The panel attended by law enforcement officials, lawyers, and sports industry representatives was held under not-for-attribution rules, with media invited to observe part of the proceedings. What emerged from the discussion was a picture of enforcement agencies working with tools that simply weren’t built for the scale and speed of today’s counterfeit trade.

In the United States, border officials carry robust authority: they can seize counterfeit goods and destroy them outright. In Canada, the story is very different. Canadian border officers can detain suspected counterfeit merchandise for no longer than 10 days after which the goods must either be released or processed through a lengthier legal mechanism. Lipkus pointed out another significant blind spot: Canada’s Copyright Act currently contains no provision that would compel the takedown of a website actively selling counterfeit products. In an era where fake merchandise is as easy to order online as the real thing, that gap is glaring.

With 104 matches scheduled across host cities in Canada, the United States, and Mexico this summer, the market for World Cup merchandise is enormous and counterfeiters know it. Lipkus was clear that demand is the engine driving the problem: fans are hungry for gear, and fake suppliers have become skilled at meeting that demand with products that can be nearly impossible for ordinary consumers to distinguish from the real thing.
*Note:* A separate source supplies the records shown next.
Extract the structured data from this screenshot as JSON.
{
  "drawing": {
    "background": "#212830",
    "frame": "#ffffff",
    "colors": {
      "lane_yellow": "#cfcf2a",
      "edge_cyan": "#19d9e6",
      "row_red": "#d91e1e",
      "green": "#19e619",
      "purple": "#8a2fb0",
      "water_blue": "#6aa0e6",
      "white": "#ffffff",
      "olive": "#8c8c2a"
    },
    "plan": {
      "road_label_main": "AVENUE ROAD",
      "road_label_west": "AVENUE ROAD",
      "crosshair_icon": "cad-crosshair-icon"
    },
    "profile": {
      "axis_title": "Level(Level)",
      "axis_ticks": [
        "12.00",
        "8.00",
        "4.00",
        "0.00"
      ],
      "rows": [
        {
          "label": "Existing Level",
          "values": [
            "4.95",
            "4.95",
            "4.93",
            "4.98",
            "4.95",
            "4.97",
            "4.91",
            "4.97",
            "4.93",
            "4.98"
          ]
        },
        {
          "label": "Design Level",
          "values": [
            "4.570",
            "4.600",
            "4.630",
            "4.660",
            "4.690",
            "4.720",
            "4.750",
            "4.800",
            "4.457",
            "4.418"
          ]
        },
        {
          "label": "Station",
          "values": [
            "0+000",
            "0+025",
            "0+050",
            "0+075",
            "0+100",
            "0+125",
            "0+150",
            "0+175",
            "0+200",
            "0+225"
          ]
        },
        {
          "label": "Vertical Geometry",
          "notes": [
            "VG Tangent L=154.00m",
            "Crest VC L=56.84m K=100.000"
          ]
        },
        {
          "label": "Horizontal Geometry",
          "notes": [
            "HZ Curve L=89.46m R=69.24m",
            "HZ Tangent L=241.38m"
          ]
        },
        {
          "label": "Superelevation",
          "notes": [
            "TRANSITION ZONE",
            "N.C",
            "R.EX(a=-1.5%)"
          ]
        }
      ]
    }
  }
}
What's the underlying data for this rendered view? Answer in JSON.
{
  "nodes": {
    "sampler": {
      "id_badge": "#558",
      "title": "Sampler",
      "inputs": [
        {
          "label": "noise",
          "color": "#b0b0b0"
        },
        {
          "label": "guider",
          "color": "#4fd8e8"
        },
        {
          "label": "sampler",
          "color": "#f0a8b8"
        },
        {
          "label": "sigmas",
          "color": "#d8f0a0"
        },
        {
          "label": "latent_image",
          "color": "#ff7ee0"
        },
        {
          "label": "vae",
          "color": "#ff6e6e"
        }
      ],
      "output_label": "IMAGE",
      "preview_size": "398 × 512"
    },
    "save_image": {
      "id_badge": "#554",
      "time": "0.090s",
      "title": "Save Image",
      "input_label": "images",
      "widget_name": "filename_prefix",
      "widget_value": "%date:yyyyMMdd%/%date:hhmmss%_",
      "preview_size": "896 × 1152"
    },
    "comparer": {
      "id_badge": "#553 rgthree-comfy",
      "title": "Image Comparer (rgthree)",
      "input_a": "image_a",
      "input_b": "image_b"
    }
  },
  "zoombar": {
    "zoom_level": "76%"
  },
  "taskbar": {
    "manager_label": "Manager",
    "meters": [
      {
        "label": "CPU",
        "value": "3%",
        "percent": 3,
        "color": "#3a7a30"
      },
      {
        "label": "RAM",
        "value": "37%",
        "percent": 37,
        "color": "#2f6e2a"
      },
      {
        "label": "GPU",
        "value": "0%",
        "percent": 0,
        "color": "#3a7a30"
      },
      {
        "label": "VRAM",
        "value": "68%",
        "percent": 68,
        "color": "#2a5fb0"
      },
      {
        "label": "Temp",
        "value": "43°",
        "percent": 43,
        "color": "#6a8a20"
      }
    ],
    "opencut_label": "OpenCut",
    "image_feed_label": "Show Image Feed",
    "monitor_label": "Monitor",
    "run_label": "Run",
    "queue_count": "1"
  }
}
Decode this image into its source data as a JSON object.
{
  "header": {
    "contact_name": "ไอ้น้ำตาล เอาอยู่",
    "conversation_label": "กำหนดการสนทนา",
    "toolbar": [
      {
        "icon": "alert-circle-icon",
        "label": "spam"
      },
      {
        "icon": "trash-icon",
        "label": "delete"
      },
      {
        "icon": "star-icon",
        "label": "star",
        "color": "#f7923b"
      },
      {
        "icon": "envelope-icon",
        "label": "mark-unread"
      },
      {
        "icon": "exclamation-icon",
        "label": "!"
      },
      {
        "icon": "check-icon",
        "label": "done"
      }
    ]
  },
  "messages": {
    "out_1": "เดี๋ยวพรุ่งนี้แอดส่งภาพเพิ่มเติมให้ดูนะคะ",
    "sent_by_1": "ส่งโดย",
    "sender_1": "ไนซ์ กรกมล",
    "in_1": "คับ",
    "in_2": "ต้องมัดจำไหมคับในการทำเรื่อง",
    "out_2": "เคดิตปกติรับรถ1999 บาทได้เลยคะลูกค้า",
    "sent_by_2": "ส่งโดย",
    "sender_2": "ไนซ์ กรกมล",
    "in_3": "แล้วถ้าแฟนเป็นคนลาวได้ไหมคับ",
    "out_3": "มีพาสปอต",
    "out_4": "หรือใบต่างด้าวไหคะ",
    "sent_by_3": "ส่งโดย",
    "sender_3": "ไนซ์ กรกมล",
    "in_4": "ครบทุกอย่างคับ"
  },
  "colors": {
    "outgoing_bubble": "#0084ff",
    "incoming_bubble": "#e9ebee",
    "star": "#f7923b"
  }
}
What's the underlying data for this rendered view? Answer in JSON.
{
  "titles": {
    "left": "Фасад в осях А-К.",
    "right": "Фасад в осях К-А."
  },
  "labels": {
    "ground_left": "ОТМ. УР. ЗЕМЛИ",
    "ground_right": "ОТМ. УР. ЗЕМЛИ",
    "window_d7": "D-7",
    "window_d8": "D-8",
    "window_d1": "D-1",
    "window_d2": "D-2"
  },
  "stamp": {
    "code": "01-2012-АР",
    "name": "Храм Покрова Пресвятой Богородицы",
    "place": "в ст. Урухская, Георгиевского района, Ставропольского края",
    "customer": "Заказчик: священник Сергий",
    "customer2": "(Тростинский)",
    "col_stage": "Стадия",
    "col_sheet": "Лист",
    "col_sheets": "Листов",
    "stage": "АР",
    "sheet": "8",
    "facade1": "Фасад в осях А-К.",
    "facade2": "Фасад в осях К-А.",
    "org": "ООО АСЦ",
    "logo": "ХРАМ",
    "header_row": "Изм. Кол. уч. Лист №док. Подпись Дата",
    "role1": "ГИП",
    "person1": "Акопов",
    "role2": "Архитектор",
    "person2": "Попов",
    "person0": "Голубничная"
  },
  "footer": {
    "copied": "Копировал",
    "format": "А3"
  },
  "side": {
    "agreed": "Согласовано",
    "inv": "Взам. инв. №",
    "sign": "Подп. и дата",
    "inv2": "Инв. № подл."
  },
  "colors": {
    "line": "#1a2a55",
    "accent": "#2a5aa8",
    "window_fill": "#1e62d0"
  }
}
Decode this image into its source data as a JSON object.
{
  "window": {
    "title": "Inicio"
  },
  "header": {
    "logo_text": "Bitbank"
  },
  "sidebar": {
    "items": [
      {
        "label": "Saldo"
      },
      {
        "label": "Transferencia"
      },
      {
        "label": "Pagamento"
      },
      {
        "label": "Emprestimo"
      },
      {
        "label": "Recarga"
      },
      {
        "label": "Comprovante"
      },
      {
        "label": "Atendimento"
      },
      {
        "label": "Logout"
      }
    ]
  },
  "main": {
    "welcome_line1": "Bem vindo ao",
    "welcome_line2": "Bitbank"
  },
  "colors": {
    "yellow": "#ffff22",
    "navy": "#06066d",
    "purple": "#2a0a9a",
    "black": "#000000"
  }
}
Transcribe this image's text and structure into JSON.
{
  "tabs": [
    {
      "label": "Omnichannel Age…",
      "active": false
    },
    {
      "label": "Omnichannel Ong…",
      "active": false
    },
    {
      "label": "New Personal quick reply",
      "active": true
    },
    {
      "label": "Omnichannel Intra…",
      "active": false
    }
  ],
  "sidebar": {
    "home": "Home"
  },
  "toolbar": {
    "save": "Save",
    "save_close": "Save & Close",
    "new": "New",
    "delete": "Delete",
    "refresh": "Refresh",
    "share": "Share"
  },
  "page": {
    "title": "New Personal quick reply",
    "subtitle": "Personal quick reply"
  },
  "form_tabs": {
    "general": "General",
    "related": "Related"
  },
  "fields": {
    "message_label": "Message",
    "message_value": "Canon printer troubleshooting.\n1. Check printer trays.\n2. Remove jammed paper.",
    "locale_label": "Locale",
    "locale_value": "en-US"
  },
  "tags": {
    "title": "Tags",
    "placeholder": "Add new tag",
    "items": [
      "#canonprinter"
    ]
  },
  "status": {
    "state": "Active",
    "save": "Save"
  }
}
The risk is not merely financial. Purchasing counterfeit goods funds criminal networks, undercuts legitimate businesses, and leaves fans holding merchandise that carries none of the quality or safety assurances of authentic products. For officials, the message heading into the summer is plain: if a deal on a jersey looks too good to be true, it almost certainly is. And the machinery to stop those deals from reaching consumers, on this side of the border at least, remains frustratingly incomplete.